The Australian dollar plunged through key technical supports last week marking new 13 month lows at 0.7345 as changes in RBA commentary and broader trade concerns weighed on the currency. Having broken below the 0.7430 and 0.7400 U.S cents the AUD suffered a rapid sell-off as risk sentiment all but evaporated from the market following threats from U.S President Donald Trump wherein additional tariffs would be imposed on Chinese exports.

The comments sufficed to fuel and reignite concerns surrounding broader trade tensions between the worlds two largest economies heightening fears an all-out trade war could damage global growth. When coupled with a change in language issued within the RBA’s monthly minutes wherein the board removed assertions the next interest rate adjustment would be up and investors all but rushed to rid AUD holdings. The shift in RBA rhetoric suggests the RBA may be adjusting its stance to prepare markets for a possible rate cut and only highlights the burgeoning gap between central bank interest rate policies.

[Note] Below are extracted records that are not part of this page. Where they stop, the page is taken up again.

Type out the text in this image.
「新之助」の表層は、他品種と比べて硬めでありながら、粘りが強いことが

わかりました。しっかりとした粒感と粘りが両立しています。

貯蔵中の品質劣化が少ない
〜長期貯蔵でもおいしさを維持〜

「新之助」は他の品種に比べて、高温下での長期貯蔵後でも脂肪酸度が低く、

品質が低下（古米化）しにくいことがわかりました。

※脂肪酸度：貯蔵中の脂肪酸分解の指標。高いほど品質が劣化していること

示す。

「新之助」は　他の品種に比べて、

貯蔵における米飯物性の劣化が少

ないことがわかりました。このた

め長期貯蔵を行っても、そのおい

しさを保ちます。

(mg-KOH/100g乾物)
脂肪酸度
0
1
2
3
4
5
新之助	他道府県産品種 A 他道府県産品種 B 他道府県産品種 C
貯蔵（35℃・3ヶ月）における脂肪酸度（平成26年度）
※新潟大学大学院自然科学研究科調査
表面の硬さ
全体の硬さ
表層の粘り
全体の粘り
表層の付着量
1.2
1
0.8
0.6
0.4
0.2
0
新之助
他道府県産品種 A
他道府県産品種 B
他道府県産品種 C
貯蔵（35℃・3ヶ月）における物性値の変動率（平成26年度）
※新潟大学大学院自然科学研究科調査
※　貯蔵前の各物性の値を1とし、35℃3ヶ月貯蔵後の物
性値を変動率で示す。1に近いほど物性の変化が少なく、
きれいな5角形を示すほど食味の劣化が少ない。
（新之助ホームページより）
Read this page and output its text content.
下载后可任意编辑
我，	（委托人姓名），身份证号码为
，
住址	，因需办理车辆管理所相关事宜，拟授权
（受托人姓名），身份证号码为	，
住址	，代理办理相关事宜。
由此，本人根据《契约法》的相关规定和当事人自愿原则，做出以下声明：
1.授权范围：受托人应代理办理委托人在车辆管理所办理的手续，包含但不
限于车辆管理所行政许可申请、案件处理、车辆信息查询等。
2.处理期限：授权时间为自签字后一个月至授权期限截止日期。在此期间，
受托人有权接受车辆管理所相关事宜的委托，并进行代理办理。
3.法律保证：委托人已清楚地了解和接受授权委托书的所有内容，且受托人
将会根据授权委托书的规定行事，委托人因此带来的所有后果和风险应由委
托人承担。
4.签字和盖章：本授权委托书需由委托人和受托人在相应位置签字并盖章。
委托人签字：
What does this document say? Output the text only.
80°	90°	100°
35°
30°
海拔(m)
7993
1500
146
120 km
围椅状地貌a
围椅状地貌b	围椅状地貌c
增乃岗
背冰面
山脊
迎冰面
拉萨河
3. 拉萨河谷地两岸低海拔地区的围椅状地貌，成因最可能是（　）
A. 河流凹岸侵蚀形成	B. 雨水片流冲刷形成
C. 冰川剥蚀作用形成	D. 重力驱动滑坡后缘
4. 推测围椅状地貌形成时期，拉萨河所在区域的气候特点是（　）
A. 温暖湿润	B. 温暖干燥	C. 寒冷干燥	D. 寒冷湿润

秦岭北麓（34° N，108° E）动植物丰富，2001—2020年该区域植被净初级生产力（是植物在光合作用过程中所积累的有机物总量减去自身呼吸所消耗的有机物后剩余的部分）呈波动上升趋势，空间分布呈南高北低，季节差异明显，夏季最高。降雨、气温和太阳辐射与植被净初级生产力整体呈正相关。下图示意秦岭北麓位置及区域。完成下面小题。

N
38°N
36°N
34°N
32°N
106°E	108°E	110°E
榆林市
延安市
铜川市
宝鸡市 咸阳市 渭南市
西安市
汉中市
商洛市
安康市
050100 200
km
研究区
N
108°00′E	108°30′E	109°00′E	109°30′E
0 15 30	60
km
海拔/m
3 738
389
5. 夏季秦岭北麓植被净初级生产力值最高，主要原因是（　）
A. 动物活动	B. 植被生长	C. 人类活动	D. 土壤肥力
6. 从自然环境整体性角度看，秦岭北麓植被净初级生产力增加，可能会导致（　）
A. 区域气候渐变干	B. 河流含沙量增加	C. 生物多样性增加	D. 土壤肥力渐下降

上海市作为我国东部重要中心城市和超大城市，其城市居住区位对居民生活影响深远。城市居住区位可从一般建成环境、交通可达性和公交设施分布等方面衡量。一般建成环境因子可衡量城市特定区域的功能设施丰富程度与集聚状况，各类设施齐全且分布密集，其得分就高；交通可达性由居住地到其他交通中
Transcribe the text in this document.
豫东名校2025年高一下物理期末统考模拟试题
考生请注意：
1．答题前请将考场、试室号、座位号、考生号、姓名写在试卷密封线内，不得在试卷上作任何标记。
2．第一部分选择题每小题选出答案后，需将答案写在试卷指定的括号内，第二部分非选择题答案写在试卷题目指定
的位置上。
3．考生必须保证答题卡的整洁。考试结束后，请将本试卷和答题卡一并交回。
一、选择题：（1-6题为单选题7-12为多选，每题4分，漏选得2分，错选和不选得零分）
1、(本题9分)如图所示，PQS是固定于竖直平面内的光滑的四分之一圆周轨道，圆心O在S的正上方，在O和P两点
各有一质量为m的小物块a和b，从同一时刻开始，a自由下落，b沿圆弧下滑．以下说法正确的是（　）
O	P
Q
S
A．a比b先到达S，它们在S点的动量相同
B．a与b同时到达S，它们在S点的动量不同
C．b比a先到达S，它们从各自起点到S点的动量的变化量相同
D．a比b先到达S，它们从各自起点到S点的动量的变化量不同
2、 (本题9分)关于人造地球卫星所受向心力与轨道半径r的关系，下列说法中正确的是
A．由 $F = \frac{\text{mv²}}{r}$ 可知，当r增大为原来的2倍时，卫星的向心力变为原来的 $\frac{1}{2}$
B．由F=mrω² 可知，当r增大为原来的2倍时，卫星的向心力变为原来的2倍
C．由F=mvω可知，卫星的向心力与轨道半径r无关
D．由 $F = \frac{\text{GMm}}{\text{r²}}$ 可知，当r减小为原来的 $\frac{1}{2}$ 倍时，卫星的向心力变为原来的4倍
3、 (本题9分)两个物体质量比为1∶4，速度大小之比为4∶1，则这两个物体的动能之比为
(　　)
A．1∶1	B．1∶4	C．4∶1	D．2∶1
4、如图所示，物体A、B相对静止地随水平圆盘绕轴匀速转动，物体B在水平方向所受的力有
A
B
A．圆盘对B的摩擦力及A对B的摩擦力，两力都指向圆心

Despite a pullback in U.S Treasury yields and a broader USD correction the AUD remains vulnerable as long as tariffs and trade remain front and centre. Long considered a proxy for broader risk appetite and Chinese sentiment the AUD is being weighed down by the heightened trade tension between the US and China with upside gains very much dependent on risk demand. Attentions now turn to crucial US GDP number next week as the next big ticket macroeconomic driver with trade and political tensions continuing to govern broader flows. Having broken comfortably through 0.7430 and 0.74 a close below those handles this week consolidates the downward correction and could see support form as resistance moving into H2 2018.

The New Zealand dollar opened last week at 0.6935 hoping to cling onto support at the 69 US cent handle. The week's early movements were light with a lack of domestic data and a Chinese bank holiday observed.

Mid-week, the Kiwi dipped lower in offshore markets as the US dollar continued to gather momentum off higher interest rate yields and trade tensions and the NZD/USD cross tested 2018 lows seen in May 16th this year of 0.6850. Following this, the latest release of GDP figures saw a reading of 0.5% for the March Quarter, matching expectations and producing the slowest annual reading in four years of 2.7%.

At the close of the week, the Kiwi recovered after markets saw a reversal from the US Dollar from yearly highs following the release of weak Philly Fed manufacturing index figures and the NZD/USD cross bounced back to an intraday high of 0.6883.